In mid-January, DOT officials anticipated the Illinois-side strut would be in place by now. Despite a mild construction season, the strut work isn't yet finished. The delay is largely attributable to the support system for the arches, including cables that guide them to their correct trajectory. The cables have to be raised above 200-foot tall towers that support the arches, and they have to be precisely aligned.
"At this stage, there is a lot of preparatory work involved before an additional arch segment can be erected, including installing the upper cable stays that support the arch and adjusting the cable stays to allow installation of the permanent strut," Alvarez said. "Yes, it’s been a mild winter, but the higher the arch gets, the more challenging it becomes."
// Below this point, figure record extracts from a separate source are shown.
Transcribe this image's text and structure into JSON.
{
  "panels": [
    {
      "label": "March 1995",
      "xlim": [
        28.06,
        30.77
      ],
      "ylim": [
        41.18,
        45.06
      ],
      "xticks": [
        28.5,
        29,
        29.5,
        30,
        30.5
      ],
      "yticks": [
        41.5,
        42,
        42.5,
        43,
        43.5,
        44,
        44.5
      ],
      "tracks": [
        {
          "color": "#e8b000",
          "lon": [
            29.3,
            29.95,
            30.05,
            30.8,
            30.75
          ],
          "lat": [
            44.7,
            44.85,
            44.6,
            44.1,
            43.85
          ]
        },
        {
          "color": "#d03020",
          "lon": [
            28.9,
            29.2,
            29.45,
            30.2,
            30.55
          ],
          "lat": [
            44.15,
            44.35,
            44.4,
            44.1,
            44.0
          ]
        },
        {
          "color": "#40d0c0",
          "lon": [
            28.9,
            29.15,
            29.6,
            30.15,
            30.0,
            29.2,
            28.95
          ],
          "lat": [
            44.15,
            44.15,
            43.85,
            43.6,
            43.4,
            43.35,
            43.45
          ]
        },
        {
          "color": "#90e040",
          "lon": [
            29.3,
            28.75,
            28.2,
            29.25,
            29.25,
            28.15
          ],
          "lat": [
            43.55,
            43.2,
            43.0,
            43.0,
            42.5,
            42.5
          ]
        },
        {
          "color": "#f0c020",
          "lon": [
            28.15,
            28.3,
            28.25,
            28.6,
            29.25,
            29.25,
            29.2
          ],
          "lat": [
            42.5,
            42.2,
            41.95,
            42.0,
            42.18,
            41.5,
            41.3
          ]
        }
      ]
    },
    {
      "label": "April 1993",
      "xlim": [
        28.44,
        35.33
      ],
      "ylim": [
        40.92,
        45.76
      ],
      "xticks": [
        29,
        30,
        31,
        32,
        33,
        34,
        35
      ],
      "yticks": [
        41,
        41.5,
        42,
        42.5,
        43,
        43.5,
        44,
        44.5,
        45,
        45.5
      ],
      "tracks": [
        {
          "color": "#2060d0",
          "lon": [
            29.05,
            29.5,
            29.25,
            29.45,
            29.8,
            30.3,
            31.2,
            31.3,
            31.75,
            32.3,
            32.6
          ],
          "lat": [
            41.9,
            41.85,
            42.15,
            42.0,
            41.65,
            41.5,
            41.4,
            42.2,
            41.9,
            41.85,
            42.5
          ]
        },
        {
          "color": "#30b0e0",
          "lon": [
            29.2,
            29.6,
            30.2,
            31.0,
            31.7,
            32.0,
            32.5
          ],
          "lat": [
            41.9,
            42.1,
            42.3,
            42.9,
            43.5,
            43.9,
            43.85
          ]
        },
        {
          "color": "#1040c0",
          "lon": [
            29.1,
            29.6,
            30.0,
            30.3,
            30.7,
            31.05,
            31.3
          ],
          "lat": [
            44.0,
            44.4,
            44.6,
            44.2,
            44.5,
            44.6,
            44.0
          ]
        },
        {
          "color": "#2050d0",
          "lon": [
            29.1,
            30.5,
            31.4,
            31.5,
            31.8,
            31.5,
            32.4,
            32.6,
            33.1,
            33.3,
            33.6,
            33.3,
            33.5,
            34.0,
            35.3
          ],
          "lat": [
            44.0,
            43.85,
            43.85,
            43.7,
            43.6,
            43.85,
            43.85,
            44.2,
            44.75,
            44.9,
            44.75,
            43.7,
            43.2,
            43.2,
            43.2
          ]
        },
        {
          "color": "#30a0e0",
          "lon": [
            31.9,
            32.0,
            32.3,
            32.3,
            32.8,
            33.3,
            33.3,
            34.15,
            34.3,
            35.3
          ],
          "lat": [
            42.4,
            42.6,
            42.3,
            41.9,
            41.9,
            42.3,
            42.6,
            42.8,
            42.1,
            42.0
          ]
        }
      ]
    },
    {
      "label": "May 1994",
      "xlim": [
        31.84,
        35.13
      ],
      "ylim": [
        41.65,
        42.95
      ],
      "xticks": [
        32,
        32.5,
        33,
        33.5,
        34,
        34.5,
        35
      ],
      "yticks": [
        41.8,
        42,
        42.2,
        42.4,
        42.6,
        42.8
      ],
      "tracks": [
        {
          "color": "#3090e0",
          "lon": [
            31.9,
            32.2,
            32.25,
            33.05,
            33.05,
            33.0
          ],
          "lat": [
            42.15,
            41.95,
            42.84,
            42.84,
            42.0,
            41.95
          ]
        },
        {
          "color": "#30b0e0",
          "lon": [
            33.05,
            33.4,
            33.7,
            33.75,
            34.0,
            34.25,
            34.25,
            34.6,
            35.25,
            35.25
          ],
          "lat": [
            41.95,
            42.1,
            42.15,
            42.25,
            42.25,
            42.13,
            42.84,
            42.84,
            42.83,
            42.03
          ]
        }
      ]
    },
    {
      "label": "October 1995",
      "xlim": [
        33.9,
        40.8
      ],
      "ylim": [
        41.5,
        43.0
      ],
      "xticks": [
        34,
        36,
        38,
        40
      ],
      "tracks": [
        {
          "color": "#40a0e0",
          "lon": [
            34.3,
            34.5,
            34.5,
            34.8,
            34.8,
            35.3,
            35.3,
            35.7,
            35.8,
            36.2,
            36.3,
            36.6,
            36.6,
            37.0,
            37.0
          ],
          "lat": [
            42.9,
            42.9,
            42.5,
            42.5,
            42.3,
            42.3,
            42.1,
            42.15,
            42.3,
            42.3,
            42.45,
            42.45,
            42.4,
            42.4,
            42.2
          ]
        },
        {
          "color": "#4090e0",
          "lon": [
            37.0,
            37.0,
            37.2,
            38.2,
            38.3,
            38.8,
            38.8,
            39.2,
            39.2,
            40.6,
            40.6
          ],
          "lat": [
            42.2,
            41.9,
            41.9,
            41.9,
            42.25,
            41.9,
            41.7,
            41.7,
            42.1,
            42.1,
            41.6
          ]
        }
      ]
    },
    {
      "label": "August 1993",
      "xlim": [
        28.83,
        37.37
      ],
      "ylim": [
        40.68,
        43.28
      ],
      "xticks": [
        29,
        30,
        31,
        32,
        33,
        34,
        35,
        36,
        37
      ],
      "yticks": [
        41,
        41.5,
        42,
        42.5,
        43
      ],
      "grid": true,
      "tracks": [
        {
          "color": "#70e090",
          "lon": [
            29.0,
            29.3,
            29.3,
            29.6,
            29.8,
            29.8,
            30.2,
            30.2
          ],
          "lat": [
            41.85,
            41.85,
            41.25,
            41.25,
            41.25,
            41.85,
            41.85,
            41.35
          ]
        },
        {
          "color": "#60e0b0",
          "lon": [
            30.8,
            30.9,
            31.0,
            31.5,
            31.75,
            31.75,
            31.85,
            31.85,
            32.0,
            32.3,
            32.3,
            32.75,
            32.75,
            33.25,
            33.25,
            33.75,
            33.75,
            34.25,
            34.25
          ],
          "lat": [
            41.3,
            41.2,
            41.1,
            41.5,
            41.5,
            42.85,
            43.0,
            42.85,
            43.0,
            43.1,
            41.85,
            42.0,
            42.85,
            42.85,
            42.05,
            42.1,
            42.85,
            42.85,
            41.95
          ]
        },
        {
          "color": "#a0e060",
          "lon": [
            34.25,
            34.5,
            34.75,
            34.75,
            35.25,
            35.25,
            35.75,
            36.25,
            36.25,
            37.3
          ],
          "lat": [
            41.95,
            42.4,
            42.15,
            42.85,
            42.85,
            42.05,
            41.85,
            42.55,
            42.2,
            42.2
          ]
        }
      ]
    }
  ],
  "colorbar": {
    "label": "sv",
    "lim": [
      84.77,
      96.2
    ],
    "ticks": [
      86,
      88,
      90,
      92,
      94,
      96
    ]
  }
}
Among the challenges in a $1.2 billion project that includes building a major bridge and expanding a local interstate system is the location of the bridge work — both in and high above the channel of the Mississippi River between Bettendorf and Moline.
The safety of ironworkers, towboat captains, cement-truck drivers and everyone else involved is the first goal of the contractor and the DOT, Alvarez said.
"Lunda’s ironworkers and crane operators have been doing a great job installing each arch segment correctly and safely, which is our priority," she said. "It’s important to keep in mind there are certain steps that need to take place for each segment, including installing/tensioning (cable) stays and installing a permanent strut, that take time."
During setting of the first permanent strut, surveys showed the nearly 300 feet of arch segments that extend outward from anchorages near the Bettendorf shoreline on two arch legs are within a half inch of each other in length.
"We do not yet have final survey information (on the Illinois-side arch alignment)," Alvarez said. "While multiple surveys will be performed, the one that determines the final position is the one performed after the next set of stays are installed."